Leitlinien für inklusives Kinder- und Jugendreisen

1. Ziel der Entwicklung von inklusiven Kinder- und Jugendreisen ist es, allen Kindern und Jugendlichen ein vielfältiges, attraktives Angebot Reisen zu machen, um eine Auswahl zu ermöglichen, die sich an den Interessen der Kinder und Jugendlichen orientiert.

1.1 Das Angebot soll dabei sowohl hinsichtlich Träger als auch hinsichtlich Reisezielen, Reiseformaten, Inhalten, Dauer und Zeitpunkt der Reisen vielfältig sein. Dies bedeutet nicht, dass jeder Träger alles können und anbieten muss; doch was er anbietet, muss er können. Der Begriff „Angebot“ beinhaltet zugleich die Aufforderung zur Eigeninitiative und Aneignung der Teilnehmenden und betont die Freiwilligkeit der Teilnahme.

1.2 Der Weg dorthin ist ein Prozess, der viel Zeit braucht und aus vielen kleinen Schritten besteht. Es geht daher nicht darum, einzelne Angebote oder Schritte zum Ziel als richtig oder falsch, als inklusiv oder nicht-inklusiv zu bewerten, sondern sie permanent selbstkritisch zu reflektieren.

2. Grundlage allen Handelns ist ein wertschätzender, nicht-diskriminierender Umgang miteinander, der zugleich Unterschiedlichkeiten nicht ignoriert oder nivelliert. Ein aufmerksamer, ressourcenorientierter Blick auf jede*n Einzelne*n, genaues Wahrnehmen und gegenseitiges Ernstnehmen sind Ausgangspunkte zur Ermittlung der jeweiligen Interessen und Bedarfe, um die Handlungsfähigkeit jeder*jedes Einzelnen zu stärken.

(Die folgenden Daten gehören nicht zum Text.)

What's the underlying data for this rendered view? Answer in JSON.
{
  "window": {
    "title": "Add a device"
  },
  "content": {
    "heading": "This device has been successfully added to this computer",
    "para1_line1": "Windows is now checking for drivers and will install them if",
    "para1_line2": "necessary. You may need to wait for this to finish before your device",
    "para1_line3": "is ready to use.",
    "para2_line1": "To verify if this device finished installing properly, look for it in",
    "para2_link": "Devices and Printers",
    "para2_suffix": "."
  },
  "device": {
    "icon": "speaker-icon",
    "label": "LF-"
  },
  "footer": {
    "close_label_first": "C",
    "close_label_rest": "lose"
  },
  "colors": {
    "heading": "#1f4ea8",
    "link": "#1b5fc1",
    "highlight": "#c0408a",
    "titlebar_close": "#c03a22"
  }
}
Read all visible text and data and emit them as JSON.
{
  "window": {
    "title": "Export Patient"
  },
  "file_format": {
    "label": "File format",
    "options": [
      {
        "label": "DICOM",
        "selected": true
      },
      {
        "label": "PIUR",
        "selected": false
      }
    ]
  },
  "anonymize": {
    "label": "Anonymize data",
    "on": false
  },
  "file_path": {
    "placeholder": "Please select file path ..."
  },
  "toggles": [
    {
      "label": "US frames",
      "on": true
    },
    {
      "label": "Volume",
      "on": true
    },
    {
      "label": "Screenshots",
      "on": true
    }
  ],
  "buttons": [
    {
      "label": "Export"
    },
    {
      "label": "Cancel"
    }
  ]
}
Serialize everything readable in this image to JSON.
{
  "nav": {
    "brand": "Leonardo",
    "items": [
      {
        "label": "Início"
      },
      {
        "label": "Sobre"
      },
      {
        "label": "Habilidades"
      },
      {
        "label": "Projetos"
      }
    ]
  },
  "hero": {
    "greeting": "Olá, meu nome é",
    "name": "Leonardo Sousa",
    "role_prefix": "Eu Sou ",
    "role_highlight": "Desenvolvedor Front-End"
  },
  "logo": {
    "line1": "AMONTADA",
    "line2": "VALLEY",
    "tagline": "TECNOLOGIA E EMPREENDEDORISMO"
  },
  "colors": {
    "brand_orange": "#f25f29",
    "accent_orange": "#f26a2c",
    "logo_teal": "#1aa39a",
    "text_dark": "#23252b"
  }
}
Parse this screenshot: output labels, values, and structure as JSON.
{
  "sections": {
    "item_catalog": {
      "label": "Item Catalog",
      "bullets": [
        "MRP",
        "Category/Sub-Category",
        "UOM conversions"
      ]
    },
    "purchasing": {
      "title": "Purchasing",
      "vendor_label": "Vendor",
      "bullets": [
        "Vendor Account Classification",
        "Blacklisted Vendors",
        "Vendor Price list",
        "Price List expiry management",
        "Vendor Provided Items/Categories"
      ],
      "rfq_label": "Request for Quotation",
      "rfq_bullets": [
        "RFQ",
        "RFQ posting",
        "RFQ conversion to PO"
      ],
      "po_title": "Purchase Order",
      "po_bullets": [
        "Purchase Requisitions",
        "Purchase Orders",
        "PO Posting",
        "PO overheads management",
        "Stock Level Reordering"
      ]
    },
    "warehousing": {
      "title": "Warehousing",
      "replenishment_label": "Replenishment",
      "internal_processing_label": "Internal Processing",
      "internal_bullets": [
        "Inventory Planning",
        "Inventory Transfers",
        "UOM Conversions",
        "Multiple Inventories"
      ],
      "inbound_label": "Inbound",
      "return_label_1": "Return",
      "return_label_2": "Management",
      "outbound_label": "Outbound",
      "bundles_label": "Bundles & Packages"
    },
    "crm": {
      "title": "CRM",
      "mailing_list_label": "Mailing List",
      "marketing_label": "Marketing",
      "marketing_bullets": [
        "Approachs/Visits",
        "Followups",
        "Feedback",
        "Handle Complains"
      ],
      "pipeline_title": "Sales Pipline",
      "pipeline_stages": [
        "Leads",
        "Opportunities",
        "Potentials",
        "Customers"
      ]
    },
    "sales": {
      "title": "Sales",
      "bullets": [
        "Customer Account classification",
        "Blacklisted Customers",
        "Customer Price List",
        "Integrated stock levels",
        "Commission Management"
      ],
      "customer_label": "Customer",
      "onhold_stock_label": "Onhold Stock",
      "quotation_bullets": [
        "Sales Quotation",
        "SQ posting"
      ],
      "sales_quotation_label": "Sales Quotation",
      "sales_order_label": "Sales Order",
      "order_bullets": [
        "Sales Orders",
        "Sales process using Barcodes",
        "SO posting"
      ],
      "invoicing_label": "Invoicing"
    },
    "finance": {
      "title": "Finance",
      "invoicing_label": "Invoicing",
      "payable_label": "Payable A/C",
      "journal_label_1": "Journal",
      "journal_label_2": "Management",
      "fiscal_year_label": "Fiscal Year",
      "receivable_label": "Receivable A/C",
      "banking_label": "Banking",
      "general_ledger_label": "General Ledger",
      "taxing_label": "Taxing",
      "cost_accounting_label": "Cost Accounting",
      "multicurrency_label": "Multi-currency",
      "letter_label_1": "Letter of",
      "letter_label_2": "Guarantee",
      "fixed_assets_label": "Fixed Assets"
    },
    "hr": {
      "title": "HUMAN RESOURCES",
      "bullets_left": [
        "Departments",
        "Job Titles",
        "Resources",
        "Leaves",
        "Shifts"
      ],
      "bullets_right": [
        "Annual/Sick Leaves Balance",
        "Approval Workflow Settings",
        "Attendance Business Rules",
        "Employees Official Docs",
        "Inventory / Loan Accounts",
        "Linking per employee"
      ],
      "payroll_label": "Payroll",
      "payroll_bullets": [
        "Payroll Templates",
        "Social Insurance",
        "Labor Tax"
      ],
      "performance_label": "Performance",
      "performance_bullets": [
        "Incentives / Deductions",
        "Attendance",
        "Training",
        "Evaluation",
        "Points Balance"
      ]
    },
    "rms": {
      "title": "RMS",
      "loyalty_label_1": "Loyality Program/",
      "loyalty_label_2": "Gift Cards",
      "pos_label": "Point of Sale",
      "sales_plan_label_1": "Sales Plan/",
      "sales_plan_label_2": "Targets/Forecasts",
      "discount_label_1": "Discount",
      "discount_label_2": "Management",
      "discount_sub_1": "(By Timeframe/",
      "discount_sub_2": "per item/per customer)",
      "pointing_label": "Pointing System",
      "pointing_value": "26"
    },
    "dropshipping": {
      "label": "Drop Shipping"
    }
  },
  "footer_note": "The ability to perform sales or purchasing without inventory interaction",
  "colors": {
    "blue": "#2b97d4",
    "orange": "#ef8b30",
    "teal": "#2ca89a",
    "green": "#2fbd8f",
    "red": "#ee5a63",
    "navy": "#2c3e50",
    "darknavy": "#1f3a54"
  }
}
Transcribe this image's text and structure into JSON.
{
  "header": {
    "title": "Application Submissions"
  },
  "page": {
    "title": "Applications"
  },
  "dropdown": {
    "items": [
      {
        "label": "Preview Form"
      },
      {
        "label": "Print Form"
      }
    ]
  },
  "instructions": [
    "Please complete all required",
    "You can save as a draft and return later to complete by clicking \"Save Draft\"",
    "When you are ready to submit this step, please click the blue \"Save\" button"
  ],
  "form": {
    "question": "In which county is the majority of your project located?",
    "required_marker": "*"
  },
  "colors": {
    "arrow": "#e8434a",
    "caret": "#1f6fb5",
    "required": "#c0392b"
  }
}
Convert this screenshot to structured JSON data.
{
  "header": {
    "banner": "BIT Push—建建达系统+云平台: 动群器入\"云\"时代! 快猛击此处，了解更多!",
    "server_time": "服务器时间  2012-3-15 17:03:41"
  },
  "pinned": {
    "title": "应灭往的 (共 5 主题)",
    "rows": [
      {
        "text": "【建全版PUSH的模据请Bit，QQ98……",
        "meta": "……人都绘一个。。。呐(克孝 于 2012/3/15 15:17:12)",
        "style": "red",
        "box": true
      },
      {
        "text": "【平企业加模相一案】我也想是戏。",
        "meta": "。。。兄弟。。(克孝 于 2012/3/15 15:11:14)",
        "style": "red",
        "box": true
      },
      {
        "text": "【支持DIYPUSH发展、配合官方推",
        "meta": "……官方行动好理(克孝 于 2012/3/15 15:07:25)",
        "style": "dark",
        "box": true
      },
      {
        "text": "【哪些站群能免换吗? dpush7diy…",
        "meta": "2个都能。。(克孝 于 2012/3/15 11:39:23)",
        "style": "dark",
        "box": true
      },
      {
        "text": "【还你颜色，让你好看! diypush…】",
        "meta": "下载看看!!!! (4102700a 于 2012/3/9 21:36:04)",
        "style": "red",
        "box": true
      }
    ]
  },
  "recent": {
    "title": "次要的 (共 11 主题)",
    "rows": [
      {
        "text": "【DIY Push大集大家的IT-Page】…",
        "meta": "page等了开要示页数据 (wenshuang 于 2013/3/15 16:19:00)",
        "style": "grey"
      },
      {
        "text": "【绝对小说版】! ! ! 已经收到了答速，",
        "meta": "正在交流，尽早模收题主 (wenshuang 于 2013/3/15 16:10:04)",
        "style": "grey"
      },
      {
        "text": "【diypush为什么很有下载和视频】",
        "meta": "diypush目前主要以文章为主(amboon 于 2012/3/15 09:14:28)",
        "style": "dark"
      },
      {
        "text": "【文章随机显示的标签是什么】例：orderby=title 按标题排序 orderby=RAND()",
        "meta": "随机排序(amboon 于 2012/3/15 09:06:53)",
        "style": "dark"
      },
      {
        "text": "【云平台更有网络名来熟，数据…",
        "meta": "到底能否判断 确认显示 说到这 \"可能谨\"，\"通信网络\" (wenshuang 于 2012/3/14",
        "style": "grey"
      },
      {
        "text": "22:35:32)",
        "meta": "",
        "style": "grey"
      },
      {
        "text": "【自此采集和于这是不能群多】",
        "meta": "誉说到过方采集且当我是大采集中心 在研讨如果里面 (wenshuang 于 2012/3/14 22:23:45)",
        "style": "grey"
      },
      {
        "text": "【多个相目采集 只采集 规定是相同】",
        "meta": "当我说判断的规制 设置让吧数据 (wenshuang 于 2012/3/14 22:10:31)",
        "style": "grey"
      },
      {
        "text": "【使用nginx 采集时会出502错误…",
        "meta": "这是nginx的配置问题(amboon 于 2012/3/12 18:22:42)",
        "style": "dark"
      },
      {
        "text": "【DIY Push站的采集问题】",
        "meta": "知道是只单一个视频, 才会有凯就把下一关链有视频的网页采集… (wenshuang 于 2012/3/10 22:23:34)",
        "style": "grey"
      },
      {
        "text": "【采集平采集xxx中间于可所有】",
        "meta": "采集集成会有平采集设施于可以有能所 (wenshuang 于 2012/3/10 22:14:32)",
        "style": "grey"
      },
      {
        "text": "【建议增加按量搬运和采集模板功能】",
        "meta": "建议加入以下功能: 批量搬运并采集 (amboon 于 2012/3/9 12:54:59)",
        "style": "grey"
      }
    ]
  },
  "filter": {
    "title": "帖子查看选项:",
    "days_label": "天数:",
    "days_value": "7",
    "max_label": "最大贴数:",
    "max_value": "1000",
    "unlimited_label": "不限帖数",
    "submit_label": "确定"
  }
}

3. Kinder- und Jugendreisen sind ein Bildungsort. Ausgehend von der jedem Menschen unterstellten Fähigkeit zu Selbstverantwortung und Selbstbestimmung, stellen Subjektorientierung, Partizipation, Empowerment und Freiwilligkeit vier zentrale Elemente einer Pädagogik des inklusiven Kinder- und Jugendreisens dar.

4. Die Durchführung inklusiver Kinder- und Jugendreisen beruht grundsätzlich auf einer soliden Planung, gut qualifizierten und vorbereiteten Mitarbeiter*innen, einem angemessenen Mitarbeiter-Schlüssel und einer professionellen Unterstützung der Ehrenamtlichen.

4.1 Ein konstitutiver Wesenszug des Reisens ist es, sich Ungewissheit auszusetzen, sowie überhaupt ein elementarer Bestandteil allen pädagogischen Handelns der Umgang mit Ungewissheit ist. Diese Ungewissheit ist als Lernchance für alle Beteiligten wahrzunehmen: für die Teilnehmenden, die Mitarbeiter*innen, die Eltern / Sorgeberechtigten und den Träger. Dabei sind Herausforderung und Überforderung gegeneinander abzuwägen. Ungewissheit bedeutet auch Unplanbarkeit, daher ist bei aller Planung im Voraus auch Raum für Flexibilität notwendig. Um eine Reise so gestalten und Ungewissheit auch als Freiheit wahrnehmen zu können, brauchen haupt- und ehrenamtliche Mitarbeiter*innen den Rückhalt des Trägers, Transparenz und Klarheit bezüglich ihrer Entscheidungskompetenzen und Verantwortlichkeiten und ein verlässliches Notfallmanagement.

4.2 Elternarbeit ist einerseits Vertrauensarbeit, ohne die Kinder- und Jugendreisen nicht geht. Andererseits ist bei der Arbeit und dem Informationsaustausch mit den Eltern / Sorgeberechtigten im Blick zu behalten, dass Familien auch eigene Systeme sind, in denen beispielsweise die Sorge um ein behindertes Kind eine bestimmte Funktion und jedes Mitglied eine bestimmte Rolle hat.

5. Generell gilt:

5.1 Das Wissen und die Erfahrungen aus Behindertenhilfe und Jugendarbeit (bzw. aus den Bezugsdisziplinen Sonder-/Heilpädagogik und Sozial-/Allgemeine Pädagogik) sind zu nutzen und ergänzen einander.

5.2 Die Umsetzung von Inklusion erfordert ständige kritische Selbstreflexion.